Let’s start with the common Anti-Catholic explanation ~ Many years ago a fisherman discovered how to catch more fish and was unable to sell the extra fish. It just so happened that the fisherman's wife was the mistress of the pope. So she held back her favors to the pope until he made it a rule for all those in his kingdom eat fish on Friday.
You would not believe how many times I have heard people tell this story…as you can imagine; it is not true.
In the first century, all Jews fasted on Mondays and Thursdays. The original Christians, many who were converted Jews, were used to the fasting as a spiritual discipline; to distinguish themselves from the Jewish custom they moved the fast days to Wednesdays and Fridays, because Judas engineered Jesus' arrest on a Wednesday and Jesus was crucified on a Friday. The Wednesday and Friday fasts were a universal Christian custom in ancient times. Later on the Friday fast became the norm in our church. In ancient times, during Lent, people fasted on every day except Sunday. All 40 days!

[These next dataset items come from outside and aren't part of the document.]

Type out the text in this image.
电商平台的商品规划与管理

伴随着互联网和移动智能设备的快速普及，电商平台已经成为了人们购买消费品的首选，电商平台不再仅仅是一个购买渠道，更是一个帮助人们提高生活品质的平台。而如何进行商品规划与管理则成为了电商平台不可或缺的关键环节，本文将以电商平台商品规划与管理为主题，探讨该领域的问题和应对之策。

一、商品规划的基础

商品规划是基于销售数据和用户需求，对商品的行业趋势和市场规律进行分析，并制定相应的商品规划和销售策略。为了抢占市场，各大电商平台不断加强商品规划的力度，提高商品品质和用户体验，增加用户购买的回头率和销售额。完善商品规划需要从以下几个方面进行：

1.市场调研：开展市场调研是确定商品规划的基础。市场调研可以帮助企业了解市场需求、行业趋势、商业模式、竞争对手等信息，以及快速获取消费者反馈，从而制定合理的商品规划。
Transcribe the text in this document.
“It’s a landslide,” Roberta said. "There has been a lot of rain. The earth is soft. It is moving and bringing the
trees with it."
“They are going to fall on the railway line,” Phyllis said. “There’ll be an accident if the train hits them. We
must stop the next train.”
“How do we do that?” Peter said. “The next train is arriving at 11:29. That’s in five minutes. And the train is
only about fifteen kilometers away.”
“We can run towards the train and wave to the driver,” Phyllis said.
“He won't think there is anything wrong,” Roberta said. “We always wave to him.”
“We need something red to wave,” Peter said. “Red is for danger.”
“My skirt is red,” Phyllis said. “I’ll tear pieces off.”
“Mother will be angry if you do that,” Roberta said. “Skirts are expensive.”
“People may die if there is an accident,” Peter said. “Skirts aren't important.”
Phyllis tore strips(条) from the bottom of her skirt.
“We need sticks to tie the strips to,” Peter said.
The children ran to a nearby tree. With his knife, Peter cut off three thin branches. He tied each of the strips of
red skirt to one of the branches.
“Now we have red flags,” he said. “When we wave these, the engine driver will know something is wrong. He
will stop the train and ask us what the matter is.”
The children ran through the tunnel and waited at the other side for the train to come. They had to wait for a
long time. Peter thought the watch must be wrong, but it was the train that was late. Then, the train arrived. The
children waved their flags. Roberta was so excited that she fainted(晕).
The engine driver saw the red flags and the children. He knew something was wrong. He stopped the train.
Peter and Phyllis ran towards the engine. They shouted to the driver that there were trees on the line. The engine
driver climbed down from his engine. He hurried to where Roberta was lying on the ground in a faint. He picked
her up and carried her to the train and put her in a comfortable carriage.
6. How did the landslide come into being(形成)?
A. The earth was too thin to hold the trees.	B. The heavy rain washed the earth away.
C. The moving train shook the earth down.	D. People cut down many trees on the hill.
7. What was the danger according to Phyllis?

Most often that fast took the form of avoiding meat in the diet. In those days, meat was a luxury food. You either had to buy it in a market or you had to own enough land to keep cattle. On the other hand, anyone could grow vegetables or forage for them, and anyone could catch a fish in a lake or a stream. You could buy better fish and vegetables, but the point is that you could eat without money if you were poor. So meat was rich people's food and fish was poor people's food. That is why the most common form of fasting was to omit meat and eat fish, to be poor and humble.
Why fish? A culinary argument…as a generic culinary and butchery term: "meat" refers to the muscular flesh of a mammal. This is the definition most commonly applied by governments in meat product regulation and food labeling, and in religious rites and rituals. Edible birds and fish/seafood are not "meat" under this application but are treated separately from mammals. Likewise, amphibians and reptiles, not to mention the "meat" of edible insects, arachnids, and so on.
The abstaining from meat during Lent became official practice in the Middle Ages, when the Church declared fasts in honor of all sorts of events. These fasts were declared for religious reasons or for political reasons. Sometimes the underlying reason was, to try to make the winter food supply stretch until spring. Remember, in the Middle Ages, there were no grocery stores. Whatever had come in at harvest was all everyone in town had to eat until the next year. Enforced fasts were a way of stretching the food supply out a little longer, and preventing people from eating up the livestock they would need the next year, and eating up the seed they would need for planting in the Spring.